During the interview Bishop Morris alleged that Rome controlled bishops by fear and turned a deaf ear to the community: "There is a creeping centralism in the church at the moment. There's a creeping authoritarianism. My leadership was questioned as too open ... and there was the misreading of my letter of course."
Then he added: "I believe that a conversation needs to be had, whether it's on the ordination of women, whether it's on birth control."
Opposition to dismissal
Fr Peter Dorfield, Administrator at St Patrick's Cathedral, Toowoomba, had already circulated key diocesan officials, priests and other church leaders on 29 April with a lengthy document detailing the long-standing impasse between Bishop Morris and the Vatican.
Fr Dorfield also called a meeting of "Priests, Pastoral Leaders and Responsible Leaders in Diocesan Councils and Agencies" to discuss possible action.
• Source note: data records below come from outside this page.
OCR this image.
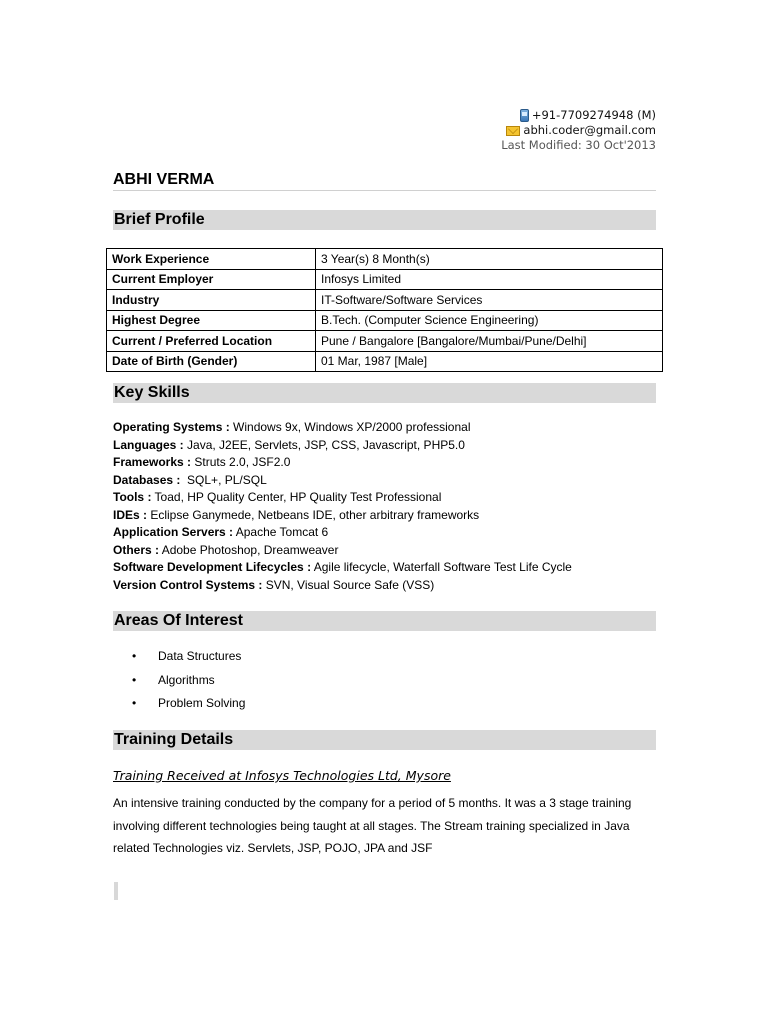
+91-7709274948 (M)
abhi.coder@gmail.com
Last Modified: 30 Oct'2013
ABHI VERMA
Brief Profile
Work Experience	3 Year(s) 8 Month(s)
Current Employer	Infosys Limited
Industry	IT-Software/Software Services
Highest Degree	B.Tech. (Computer Science Engineering)
Current / Preferred Location	Pune / Bangalore [Bangalore/Mumbai/Pune/Delhi]
Date of Birth (Gender)	01 Mar, 1987 [Male]
Key Skills
Operating Systems : Windows 9x, Windows XP/2000 professional
Languages : Java, J2EE, Servlets, JSP, CSS, Javascript, PHP5.0
Frameworks : Struts 2.0, JSF2.0
Databases :  SQL+, PL/SQL
Tools : Toad, HP Quality Center, HP Quality Test Professional
IDEs : Eclipse Ganymede, Netbeans IDE, other arbitrary frameworks
Application Servers : Apache Tomcat 6
Others : Adobe Photoshop, Dreamweaver
Software Development Lifecycles : Agile lifecycle, Waterfall Software Test Life Cycle
Version Control Systems : SVN, Visual Source Safe (VSS)
Areas Of Interest
•	Data Structures
•	Algorithms
•	Problem Solving
Training Details
Training Received at Infosys Technologies Ltd, Mysore
An intensive training conducted by the company for a period of 5 months. It was a 3 stage training involving different technologies being taught at all stages. The Stream training specialized in Java related Technologies viz. Servlets, JSP, POJO, JPA and JSF
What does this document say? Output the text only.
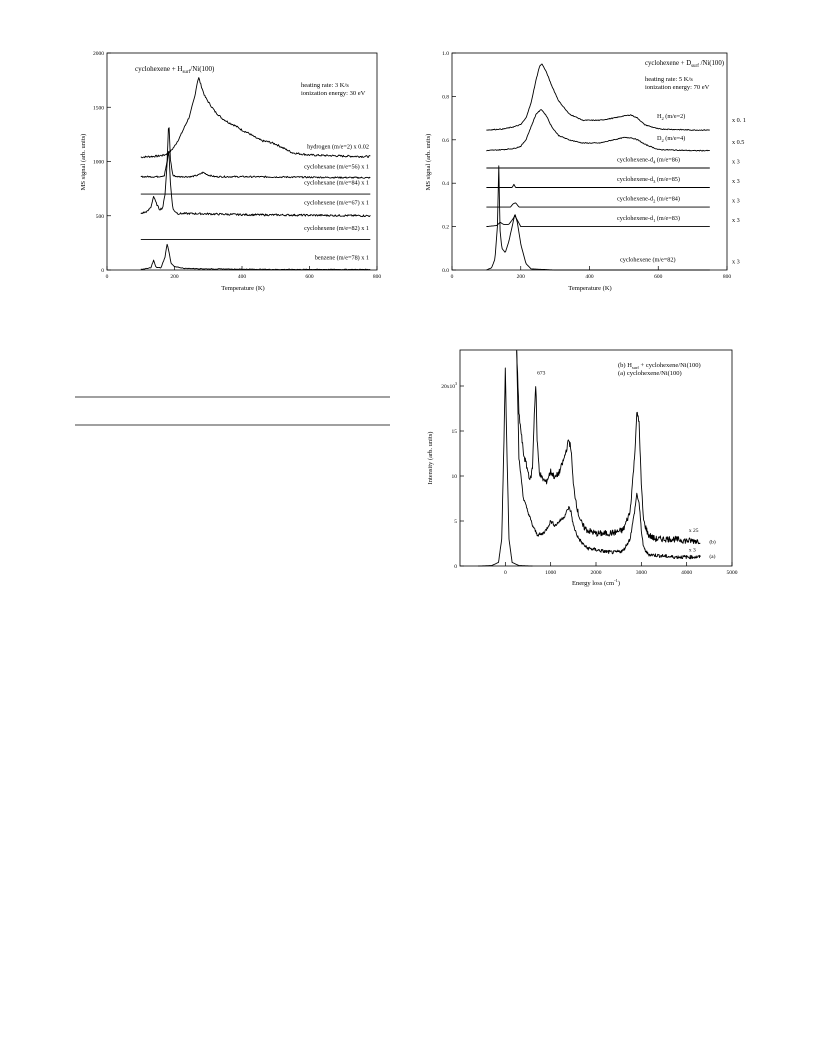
0	200	400	600	800
0
500
1000
1500
2000
hydrogen (m/e=2) x 0.02
cyclohexane (m/e=56) x 1
cyclohexane (m/e=84) x 1
cyclohexene (m/e=67) x 1
cyclohexene (m/e=82) x 1
benzene (m/e=78) x 1
cyclohexene + $H_{surf}/Ni(100)$
heating rate: 3 K/s
ionization energy: 30 eV
Temperature (K)
MS signal (arb. units)
0	200	400	600	800
0.0
0.2
0.4
0.6
0.8
1.0
$H_2$ (m/e=2)
x 0. 1
$D_2$ (m/e=4)
x 0.5
cyclohexene-$d_4$ (m/e=86)	x 3
cyclohexene-$d_3$ (m/e=85)	x 3
cyclohexene-$d_2$ (m/e=84)	x 3
cyclohexene-$d_1$ (m/e=83)	x 3
cyclohexene (m/e=82)	x 3
cyclohexene + $D_{surf}$ /Ni(100)
heating rate: 5 K/s
ionization energy: 70 eV
Temperature (K)
MS signal (arb. units)
0	1000	2000	3000	4000	5000
0
5
10
15
$20x10^3$
673
x 25
(b)
x 3
(a)
(b) $H_{surf}$ + cyclohexene/Ni(100)
(a) cyclohexene/Ni(100)
Energy loss $(cm^{-1})$
Intensity (arb. units)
This meeting passed a motion that the Australian Catholic Bishops' Conference "initiate an open, honest and professionally-conducted study of the forced early retirement of Bishop Bill Morris ...".
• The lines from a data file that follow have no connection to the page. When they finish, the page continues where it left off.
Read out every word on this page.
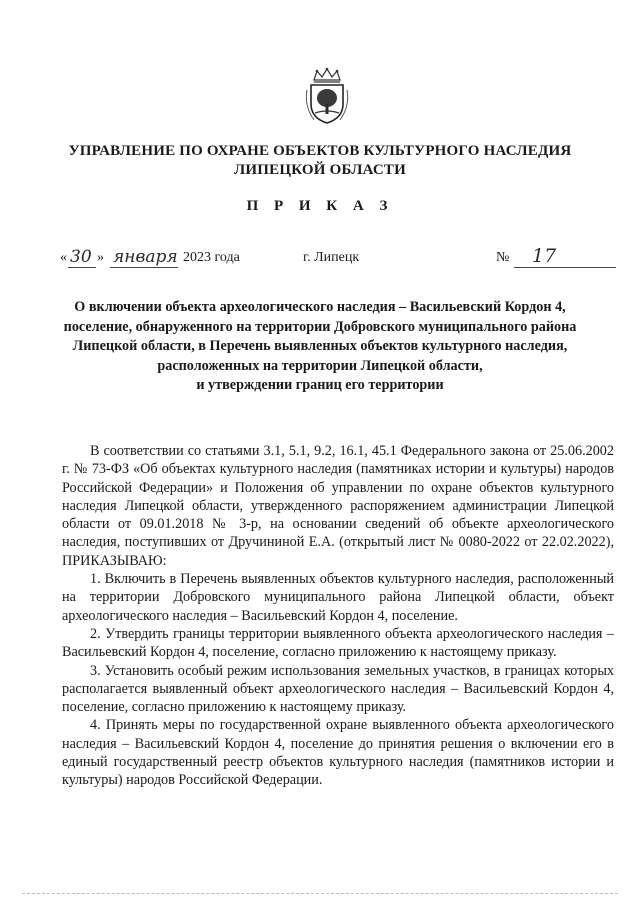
УПРАВЛЕНИЕ ПО ОХРАНЕ ОБЪЕКТОВ КУЛЬТУРНОГО НАСЛЕДИЯ
ЛИПЕЦКОЙ ОБЛАСТИ
П Р И К А З
« 30 » января 2023 года	г. Липецк	№ 17
О включении объекта археологического наследия – Васильевский Кордон 4,
поселение, обнаруженного на территории Добровского муниципального района
Липецкой области, в Перечень выявленных объектов культурного наследия,
расположенных на территории Липецкой области,
и утверждении границ его территории

В соответствии со статьями 3.1, 5.1, 9.2, 16.1, 45.1 Федерального закона от 25.06.2002 г. № 73-ФЗ «Об объектах культурного наследия (памятниках истории и культуры) народов Российской Федерации» и Положения об управлении по охране объектов культурного наследия Липецкой области, утвержденного распоряжением администрации Липецкой области от 09.01.2018 № 3-р, на основании сведений об объекте археологического наследия, поступивших от Дручининой Е.А. (открытый лист № 0080-2022 от 22.02.2022), ПРИКАЗЫВАЮ:

1. Включить в Перечень выявленных объектов культурного наследия, расположенный на территории Добровского муниципального района Липецкой области, объект археологического наследия – Васильевский Кордон 4, поселение.

2. Утвердить границы территории выявленного объекта археологического наследия – Васильевский Кордон 4, поселение, согласно приложению к настоящему приказу.

3. Установить особый режим использования земельных участков, в границах которых располагается выявленный объект археологического наследия – Васильевский Кордон 4, поселение, согласно приложению к настоящему приказу.

4. Принять меры по государственной охране выявленного объекта археологического наследия – Васильевский Кордон 4, поселение до принятия решения о включении его в единый государственный реестр объектов культурного наследия (памятников истории и культуры) народов Российской Федерации.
In addition, the Toowoomba Cathedral Newsletter of 7-8 May urged parishioners to write expressing their opposition to the Bishop's removal to the Pope, Apostolic Nuncio and Australian Ambassador to the Vatican (with addresses provided).
Meanwhile, the Pope has appointed Bishop Brian Finnigan, a Brisbane auxiliary bishop, as Administrator of the Toowoomba Diocese until a new bishop is chosen.
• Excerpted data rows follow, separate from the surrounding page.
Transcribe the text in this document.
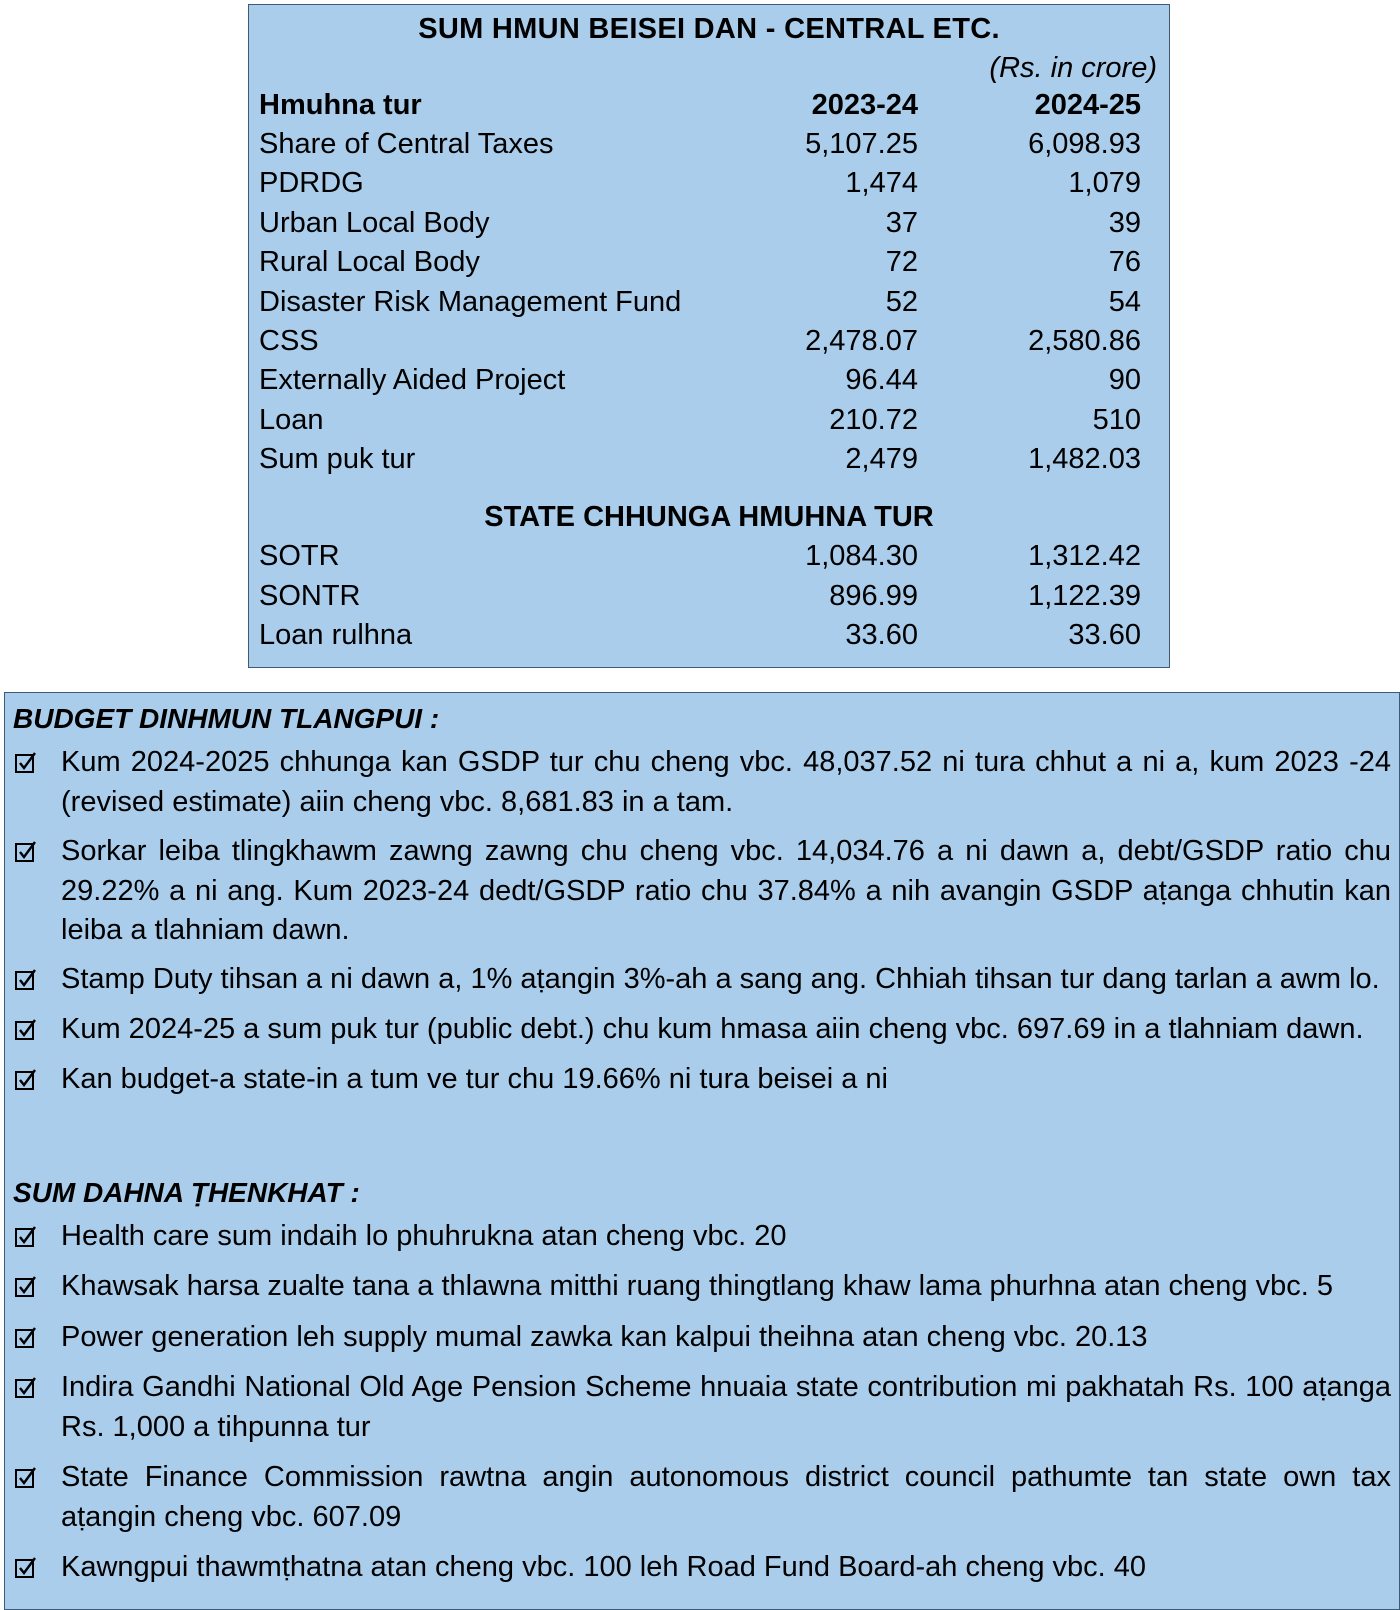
SUM HMUN BEISEI DAN - CENTRAL ETC.
(Rs. in crore)
Hmuhna tur	2023-24	2024-25
Share of Central Taxes	5,107.25	6,098.93
PDRDG	1,474	1,079
Urban Local Body	37	39
Rural Local Body	72	76
Disaster Risk Management Fund	52	54
CSS	2,478.07	2,580.86
Externally Aided Project	96.44	90
Loan	210.72	510
Sum puk tur	2,479	1,482.03
STATE CHHUNGA HMUHNA TUR
SOTR	1,084.30	1,312.42
SONTR	896.99	1,122.39
Loan rulhna	33.60	33.60
BUDGET DINHMUN TLANGPUI :
Kum 2024-2025 chhunga kan GSDP tur chu cheng vbc. 48,037.52 ni tura chhut a ni a, kum 2023 -24 (revised estimate) aiin cheng vbc. 8,681.83 in a tam.
Sorkar leiba tlingkhawm zawng zawng chu cheng vbc. 14,034.76 a ni dawn a, debt/GSDP ratio chu 29.22% a ni ang. Kum 2023-24 dedt/GSDP ratio chu 37.84% a nih avangin GSDP aṭanga chhutin kan leiba a tlahniam dawn.
Stamp Duty tihsan a ni dawn a, 1% aṭangin 3%-ah a sang ang. Chhiah tihsan tur dang tarlan a awm lo.
Kum 2024-25 a sum puk tur (public debt.) chu kum hmasa aiin cheng vbc. 697.69 in a tlahniam dawn.
Kan budget-a state-in a tum ve tur chu 19.66% ni tura beisei a ni
SUM DAHNA ṬHENKHAT :
Health care sum indaih lo phuhrukna atan cheng vbc. 20
Khawsak harsa zualte tana a thlawna mitthi ruang thingtlang khaw lama phurhna atan cheng vbc. 5
Power generation leh supply mumal zawka kan kalpui theihna atan cheng vbc. 20.13
Indira Gandhi National Old Age Pension Scheme hnuaia state contribution mi pakhatah Rs. 100 aṭanga Rs. 1,000 a tihpunna tur
State Finance Commission rawtna angin autonomous district council pathumte tan state own tax aṭangin cheng vbc. 607.09
Kawngpui thawmṭhatna atan cheng vbc. 100 leh Road Fund Board-ah cheng vbc. 40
Archbishop Philip Wilson, President of the Australian Catholic Bishops Conference, wrote on its behalf on 12 May to Bishop Finnegan, noting that the Pope had "judged that there were problems of doctrine and discipline" while regretting "that these could not be solved."
With six Australian dioceses needing new bishops this year, in light of the Bishop Morris saga it is more urgent than ever that in future only those men are selected who fully understand their obligation to uphold the teachings of the Universal Church.